What you are expecting is a persistent hash function, which is not really what hash is meant for. Look to something like https://github.com/staticfloat/SHA.jl for supporting persistent hashing. As a core/builtin function, hash should have the goal of being very performant without excess functionality. I use the fact that it can produce different hashes in different Julia sessions to actually uncover bugs in code. Not my code, of course…

e3c6 · April 14, 2020, 12:23pm

Thanks. Is https://github.com/staticfloat/SHA.jl the same as the stdlib SHA? Unfortunately it seems these functions only take certain kind of arguments (strings, Array{UInt8}, or IO objects).

krrutkow · April 14, 2020, 12:30pm

Yeah, it might be in stdlibs now actually, been a while since I used it directly… You might need to create a method to dispatch for your types, or a generic method to iterate over the propertynames of types to build the SHA.

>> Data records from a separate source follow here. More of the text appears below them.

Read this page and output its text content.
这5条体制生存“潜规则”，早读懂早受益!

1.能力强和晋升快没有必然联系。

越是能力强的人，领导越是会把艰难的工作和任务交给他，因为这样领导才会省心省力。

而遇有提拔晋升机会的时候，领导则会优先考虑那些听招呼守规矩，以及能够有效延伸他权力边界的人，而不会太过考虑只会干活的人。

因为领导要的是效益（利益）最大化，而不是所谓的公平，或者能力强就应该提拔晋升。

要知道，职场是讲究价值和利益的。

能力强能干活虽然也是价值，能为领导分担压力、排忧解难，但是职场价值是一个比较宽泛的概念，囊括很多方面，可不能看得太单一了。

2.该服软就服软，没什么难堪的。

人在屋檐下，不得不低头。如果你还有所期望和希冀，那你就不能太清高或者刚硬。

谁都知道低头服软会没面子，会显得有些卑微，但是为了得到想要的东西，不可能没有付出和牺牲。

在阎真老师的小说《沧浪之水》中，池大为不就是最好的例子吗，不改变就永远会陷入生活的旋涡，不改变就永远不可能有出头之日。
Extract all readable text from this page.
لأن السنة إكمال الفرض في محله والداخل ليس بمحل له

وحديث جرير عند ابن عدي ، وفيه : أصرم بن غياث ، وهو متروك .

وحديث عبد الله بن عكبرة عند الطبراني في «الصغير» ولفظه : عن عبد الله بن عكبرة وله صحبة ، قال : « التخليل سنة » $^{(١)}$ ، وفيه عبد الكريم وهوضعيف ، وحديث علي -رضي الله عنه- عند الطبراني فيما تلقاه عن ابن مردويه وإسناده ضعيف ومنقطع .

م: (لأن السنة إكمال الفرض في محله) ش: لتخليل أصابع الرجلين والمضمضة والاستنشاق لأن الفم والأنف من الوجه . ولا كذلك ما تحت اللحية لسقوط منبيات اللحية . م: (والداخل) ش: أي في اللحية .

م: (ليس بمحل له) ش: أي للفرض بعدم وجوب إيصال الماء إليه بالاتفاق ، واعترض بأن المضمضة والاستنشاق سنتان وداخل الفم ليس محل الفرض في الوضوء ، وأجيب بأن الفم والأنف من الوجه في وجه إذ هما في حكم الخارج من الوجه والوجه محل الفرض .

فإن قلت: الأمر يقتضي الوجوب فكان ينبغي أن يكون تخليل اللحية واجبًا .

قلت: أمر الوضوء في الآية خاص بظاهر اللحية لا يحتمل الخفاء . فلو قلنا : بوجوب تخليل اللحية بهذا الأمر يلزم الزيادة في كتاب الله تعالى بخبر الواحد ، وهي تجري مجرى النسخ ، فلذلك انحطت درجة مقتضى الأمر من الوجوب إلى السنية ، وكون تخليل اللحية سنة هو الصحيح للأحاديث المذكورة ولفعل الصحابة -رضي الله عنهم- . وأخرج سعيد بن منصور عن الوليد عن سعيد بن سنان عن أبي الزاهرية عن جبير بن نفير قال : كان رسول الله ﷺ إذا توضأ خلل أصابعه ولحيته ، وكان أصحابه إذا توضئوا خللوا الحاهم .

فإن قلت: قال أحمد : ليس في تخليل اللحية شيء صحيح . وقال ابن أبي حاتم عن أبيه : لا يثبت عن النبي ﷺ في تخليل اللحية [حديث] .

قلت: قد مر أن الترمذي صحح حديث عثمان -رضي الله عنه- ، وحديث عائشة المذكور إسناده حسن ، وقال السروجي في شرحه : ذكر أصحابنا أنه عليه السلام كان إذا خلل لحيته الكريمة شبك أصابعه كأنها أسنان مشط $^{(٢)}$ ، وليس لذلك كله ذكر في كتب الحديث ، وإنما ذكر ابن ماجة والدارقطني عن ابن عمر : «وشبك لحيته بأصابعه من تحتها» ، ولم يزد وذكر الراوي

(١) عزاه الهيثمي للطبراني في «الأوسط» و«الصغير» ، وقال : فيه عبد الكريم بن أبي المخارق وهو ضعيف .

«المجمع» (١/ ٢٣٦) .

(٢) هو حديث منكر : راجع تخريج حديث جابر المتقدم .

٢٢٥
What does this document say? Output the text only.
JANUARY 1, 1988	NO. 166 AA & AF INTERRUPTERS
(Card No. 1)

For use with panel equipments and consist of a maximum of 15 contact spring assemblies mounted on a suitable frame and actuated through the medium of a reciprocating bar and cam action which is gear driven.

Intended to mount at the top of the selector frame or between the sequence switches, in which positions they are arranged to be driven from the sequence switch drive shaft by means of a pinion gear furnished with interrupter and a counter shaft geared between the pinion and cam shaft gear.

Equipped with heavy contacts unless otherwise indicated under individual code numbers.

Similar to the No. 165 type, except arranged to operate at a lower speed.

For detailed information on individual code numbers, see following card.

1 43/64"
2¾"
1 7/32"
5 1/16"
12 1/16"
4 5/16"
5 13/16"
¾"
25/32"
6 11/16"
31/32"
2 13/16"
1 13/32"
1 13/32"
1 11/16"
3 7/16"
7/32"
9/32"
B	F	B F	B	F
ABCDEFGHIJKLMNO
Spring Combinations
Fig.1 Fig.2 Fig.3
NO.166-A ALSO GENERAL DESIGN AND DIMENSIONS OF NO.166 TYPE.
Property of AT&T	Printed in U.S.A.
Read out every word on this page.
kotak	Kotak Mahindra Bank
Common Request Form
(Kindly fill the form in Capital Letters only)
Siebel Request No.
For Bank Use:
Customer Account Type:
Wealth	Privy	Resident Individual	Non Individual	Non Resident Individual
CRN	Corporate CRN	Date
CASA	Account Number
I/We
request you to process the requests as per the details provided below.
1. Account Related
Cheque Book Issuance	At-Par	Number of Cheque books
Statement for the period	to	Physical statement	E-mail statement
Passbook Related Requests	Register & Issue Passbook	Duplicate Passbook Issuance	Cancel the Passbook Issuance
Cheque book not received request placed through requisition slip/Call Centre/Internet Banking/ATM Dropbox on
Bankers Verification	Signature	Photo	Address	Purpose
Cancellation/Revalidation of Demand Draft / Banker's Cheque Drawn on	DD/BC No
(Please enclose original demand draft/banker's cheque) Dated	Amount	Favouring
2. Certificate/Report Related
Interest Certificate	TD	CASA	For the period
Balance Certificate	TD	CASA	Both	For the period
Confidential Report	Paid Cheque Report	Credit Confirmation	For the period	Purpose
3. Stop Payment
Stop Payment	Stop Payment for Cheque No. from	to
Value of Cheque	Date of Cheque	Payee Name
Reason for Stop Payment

Tamas_Papp · April 14, 2020, 12:46pm

That would be an option, but note the performance trade-off — for many cases objectid is a good choice.

Generally I think it would make sense to have various predefined implementations of hashing (and of course equality, to be consistent), to which one can opt-in with traits.

e3c6 · April 14, 2020, 12:49pm

Could also be implemented in separate packages. Something like SHA mentioned above, if it handled generic types.